Alya adalah gadis muda yang tumbuh dalam hidup penuh luka. Sejak kecil ia terbiasa dibully di sekolah dan hidup di bawah bayang-bayang ayah yang terlilit utang. Puncaknya, Alya hampir dijual untuk bekerja di sebuah bar demi melunasi utang sang ayah. Di tempat itulah hidupnya mulai berubah ketika ia tanpa sengaja bertemu Zavian—seorang mafia berusia 29 tahun, pemimpin perusahaan besar, sosok dingin dan berwibawa yang menyimpan dendam mendalam akibat kehilangan adik tercintanya di masa lalu.
Karya ini diterbitkan atas izin NovelToon Mga_haothe8, isi konten hanyalah pandangan pribadi pembuatnya, tidak mewakili NovelToon sendiri
"Di Ambang Menyerah"
Malam turun pelan, tapi beban di dada Alya terasa seperti tak pernah benar-benar pergi. Di kamarnya yang sempit, lampu kecil menyala redup. Dindingnya penuh retakan halus—seperti peta luka yang diam-diam mengingatkan bahwa tidak semua kerusakan terlihat jelas. Alya duduk di tepi kasur, memeluk tas sekolah yang masih lembap, bau cairan itu belum sepenuhnya hilang meski sudah ia cuci berkali-kali.
Ia lelah. Bukan lelah fisik yang bisa diobati dengan tidur, melainkan lelah yang membuat napas terasa berat. Setiap kenangan hari-hari terakhir berputar seperti kaset rusak: tawa, bisikan, kata-kata yang menempel dan menolak pergi.

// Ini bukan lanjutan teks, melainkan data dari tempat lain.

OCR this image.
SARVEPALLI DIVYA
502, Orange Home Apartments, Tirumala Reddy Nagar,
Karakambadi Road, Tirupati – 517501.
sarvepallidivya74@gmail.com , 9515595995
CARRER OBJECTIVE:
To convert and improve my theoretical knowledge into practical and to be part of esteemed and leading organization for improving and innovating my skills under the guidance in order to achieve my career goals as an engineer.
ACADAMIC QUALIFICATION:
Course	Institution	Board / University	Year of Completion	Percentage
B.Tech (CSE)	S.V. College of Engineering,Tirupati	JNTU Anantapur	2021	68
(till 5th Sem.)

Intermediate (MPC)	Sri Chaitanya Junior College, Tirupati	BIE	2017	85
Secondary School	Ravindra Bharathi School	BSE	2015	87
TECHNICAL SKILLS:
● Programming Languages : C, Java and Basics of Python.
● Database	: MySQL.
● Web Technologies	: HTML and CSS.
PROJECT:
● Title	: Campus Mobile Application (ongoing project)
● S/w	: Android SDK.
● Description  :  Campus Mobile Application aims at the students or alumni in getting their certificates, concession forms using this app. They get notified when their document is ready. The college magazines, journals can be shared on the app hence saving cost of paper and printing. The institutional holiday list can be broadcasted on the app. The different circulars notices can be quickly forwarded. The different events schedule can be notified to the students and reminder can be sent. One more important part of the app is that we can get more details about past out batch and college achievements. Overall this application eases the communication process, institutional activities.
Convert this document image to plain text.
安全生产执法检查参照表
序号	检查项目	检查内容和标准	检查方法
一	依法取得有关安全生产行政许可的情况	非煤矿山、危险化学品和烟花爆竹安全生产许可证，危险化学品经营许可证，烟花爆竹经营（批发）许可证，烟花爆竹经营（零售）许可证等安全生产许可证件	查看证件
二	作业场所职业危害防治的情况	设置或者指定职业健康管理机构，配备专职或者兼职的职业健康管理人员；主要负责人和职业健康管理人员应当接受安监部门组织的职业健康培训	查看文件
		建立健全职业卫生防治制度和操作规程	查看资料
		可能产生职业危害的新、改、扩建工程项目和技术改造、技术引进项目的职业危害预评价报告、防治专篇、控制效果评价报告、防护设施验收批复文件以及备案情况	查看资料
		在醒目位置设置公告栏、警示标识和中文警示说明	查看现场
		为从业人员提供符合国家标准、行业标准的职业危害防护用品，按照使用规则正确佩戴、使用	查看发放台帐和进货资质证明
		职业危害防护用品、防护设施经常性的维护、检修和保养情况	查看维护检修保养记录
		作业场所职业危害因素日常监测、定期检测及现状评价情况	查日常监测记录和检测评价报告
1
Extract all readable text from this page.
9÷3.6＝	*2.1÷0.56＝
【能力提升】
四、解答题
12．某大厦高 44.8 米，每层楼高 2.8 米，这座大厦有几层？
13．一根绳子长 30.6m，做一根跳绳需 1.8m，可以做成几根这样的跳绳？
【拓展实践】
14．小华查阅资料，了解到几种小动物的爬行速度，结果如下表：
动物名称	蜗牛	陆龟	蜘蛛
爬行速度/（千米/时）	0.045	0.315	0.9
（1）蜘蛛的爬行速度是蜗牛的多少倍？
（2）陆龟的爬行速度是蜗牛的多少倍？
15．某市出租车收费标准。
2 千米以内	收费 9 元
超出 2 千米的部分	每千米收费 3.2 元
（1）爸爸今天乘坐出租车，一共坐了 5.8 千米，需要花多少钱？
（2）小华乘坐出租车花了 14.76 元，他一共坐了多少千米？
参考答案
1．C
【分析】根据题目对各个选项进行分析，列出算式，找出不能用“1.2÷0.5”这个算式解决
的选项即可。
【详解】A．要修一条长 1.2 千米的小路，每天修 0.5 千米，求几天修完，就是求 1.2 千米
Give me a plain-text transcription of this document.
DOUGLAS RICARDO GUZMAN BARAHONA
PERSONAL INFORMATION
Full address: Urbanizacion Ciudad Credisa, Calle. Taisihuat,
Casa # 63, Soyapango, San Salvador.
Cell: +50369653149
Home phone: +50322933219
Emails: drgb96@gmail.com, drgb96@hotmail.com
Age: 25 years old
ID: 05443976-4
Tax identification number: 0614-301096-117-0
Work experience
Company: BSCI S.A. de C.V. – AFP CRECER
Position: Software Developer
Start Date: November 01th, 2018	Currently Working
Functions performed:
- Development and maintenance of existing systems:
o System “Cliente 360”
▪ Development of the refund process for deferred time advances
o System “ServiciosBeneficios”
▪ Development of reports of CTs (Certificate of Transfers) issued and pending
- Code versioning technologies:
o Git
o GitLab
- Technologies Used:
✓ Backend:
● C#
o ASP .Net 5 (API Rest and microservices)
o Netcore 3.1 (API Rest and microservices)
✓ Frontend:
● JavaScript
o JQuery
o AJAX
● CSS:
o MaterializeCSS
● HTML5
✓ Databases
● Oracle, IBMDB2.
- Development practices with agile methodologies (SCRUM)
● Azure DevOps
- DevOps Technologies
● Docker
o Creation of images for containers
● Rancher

“Aku capek,” gumamnya lagi, kali ini tanpa air mata. Tangisnya seolah sudah kehabisan suara.
Pikirannya melayang pada satu keinginan sederhana: berhenti. Berhenti datang ke sekolah. Berhenti mendengar nama “Alya” diucapkan dengan nada mengejek. Berhenti berusaha menjadi kuat. Menyerah, dalam bayangannya, tampak seperti pintu kecil yang mengarah ke ruangan sunyi—tanpa sorotan, tanpa ejekan.
Namun saat bayangan itu hampir terasa nyaman, ada sesuatu yang mengganjal. Alya menutup mata, lalu membukanya lagi. Ia tahu, dengan cara yang sulit dijelaskan, bahwa menyerah tidak akan membuat suara-suara itu lenyap. Suara-suara itu akan tinggal—di kepala, di dada—bahkan jika ia berhenti melangkah.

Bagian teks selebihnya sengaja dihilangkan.